Andy,
It seems that hardly a week goes by without learning that a
company has been hacked.
Just like every day people get killed, wounded or otherwise negativily
affected by trafic accidents, beatings, muggings, etc. ?
I'm quite sure that a decade ago the number of successfull break-ins was
much higher (less security), and that the hacks you hear about is just the
tip of the iceberg (losing customers data gives a company a bad name).
The problem is not the number of hacks. The problem there is the gathering
of all that reusable(!) data at the same place.
As an example: Just make it known to the world that you have quite an
ammount of money under your mattress and see how long it takes before
someone tries to take it away from you.
If you than have the excellent idea to install extra security measures, I'm
sure you want to keep the expense for that reasonable (preferrably less than
the ammount of money it tries to protect). Alas, that means that a well
educated (sic) thief will still be able to break that security (by hook,
crook, or just social engeneering
) and transfer your money into his own
pocket.
And that is what happens to those hacked companies.
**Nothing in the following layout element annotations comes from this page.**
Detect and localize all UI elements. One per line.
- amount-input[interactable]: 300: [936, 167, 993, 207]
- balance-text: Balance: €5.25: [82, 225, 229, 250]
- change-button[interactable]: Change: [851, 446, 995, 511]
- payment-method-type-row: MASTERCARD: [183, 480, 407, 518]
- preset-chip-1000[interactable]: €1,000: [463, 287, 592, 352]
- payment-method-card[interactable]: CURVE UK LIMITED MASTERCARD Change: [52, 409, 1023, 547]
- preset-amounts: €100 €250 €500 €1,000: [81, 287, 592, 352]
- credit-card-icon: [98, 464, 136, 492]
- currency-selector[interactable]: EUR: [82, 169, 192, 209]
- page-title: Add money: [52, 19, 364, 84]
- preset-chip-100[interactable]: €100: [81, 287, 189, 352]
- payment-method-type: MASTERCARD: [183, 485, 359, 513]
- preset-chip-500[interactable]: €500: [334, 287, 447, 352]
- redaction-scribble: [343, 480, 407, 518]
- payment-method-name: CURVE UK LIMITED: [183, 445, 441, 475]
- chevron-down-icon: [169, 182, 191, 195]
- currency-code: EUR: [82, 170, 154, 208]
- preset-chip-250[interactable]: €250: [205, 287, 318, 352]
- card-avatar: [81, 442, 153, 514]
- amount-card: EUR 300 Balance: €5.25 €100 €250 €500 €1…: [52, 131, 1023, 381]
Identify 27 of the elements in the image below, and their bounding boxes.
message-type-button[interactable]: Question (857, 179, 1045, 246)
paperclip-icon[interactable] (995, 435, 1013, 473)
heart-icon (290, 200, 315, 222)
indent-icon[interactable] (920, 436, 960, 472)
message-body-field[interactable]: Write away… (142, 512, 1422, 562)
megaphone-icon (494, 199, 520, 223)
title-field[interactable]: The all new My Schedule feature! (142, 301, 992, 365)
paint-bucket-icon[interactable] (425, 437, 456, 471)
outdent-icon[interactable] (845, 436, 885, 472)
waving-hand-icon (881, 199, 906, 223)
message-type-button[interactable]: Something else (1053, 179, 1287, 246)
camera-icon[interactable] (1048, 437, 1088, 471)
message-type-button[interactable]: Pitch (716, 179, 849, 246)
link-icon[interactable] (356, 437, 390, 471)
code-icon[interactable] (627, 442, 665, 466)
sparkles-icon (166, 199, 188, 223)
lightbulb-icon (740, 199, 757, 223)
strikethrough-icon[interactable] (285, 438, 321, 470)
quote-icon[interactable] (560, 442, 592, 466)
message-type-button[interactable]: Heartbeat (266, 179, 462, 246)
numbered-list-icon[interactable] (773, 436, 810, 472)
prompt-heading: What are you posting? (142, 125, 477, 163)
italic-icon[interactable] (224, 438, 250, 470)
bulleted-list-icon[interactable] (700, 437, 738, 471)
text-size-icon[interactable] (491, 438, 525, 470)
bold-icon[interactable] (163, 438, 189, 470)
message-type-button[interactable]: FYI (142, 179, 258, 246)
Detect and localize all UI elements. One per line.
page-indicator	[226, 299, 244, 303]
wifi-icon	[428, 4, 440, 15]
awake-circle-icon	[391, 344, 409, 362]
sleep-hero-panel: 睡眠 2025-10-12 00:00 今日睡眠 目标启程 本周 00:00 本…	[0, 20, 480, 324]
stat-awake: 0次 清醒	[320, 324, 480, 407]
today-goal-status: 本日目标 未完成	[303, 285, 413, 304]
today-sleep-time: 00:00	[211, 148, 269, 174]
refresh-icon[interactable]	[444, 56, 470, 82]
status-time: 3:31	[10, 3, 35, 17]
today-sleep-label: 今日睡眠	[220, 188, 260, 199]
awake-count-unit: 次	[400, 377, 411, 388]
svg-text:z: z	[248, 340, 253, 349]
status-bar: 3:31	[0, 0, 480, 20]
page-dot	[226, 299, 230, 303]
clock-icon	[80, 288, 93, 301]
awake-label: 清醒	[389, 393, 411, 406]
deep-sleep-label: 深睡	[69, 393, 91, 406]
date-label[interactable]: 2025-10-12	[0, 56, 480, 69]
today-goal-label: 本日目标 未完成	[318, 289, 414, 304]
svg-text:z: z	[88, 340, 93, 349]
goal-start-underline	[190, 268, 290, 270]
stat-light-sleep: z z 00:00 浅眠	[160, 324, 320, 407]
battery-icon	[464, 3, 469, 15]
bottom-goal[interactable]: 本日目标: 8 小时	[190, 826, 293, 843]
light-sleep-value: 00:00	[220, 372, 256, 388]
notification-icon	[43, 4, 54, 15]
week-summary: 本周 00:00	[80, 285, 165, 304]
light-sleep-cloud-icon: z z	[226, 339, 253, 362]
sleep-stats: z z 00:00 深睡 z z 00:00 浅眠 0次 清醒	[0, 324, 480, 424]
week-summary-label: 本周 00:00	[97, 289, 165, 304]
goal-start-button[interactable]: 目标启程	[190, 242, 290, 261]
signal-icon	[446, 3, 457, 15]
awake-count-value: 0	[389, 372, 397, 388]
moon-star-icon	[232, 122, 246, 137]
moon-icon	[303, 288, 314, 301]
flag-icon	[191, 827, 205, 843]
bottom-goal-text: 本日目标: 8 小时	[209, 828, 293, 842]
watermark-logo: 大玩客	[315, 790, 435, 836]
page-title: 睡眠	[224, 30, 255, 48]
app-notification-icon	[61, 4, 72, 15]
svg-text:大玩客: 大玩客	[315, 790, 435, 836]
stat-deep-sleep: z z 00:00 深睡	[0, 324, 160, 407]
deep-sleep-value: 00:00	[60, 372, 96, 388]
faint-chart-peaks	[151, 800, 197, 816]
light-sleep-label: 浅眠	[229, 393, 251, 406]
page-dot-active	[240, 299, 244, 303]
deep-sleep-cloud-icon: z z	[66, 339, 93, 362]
It seems to me that businesses are storing credit card numbers, and
other personal information beyond what they need to receive payment.
There are two interpretations of "beyond" here, time and ammount of. For
both:
Have you thought about possible reasons to *why* a company would do that ?
If not, what about a long-running relationship with customers (for example,
having an in-store debet account) or maybe a gouverment-mandated duty to
hold on to financial transaction records for a number of years ?
Also remind yourself that unusable data costs money (gathering, handling,
storing, keeping up-to-date), and thats not what a company wants to waste.
Maybe I missing something, but after a customer pays for something or
orders something online, their credit/debit info should be deleted
immediately after the company has received payment.
And than alienating customers by having to tell them "No, I have no idea you
are regular customer here for over a year, you just need to give me all your
info again" ? Thats a good way to loose customers.
Bottom line: Try not to give companies such long-lived, sensitive data.
But as that would be cumbersome to most customers they rather just give
everyone-and-his-dog their name, adress, credit-card number and what-not
(especially when they are offered a 10 cents or so rebate), and just bitch
when the company they willingly gave all that info to gets hit by (the
equivalent of) a mugger.
My 2 cents.
Regards,
Rudy Wieser
-- Origional message:
Andy said:
http://abcnews.go.com/blogs/business/2014/09/home-depot-hd-hack-could-b
e-biggest-card-breach-ever/
It seems that hardly a week goes by without learning that a company has been hacked.
It seems to me that businesses are storing credit card numbers, and other
personal information beyond what they need to receive payment.
Maybe I missing something, but after a customer pays for something or
orders something online, their credit/debit info should be deleted
immediately after the company has received payment.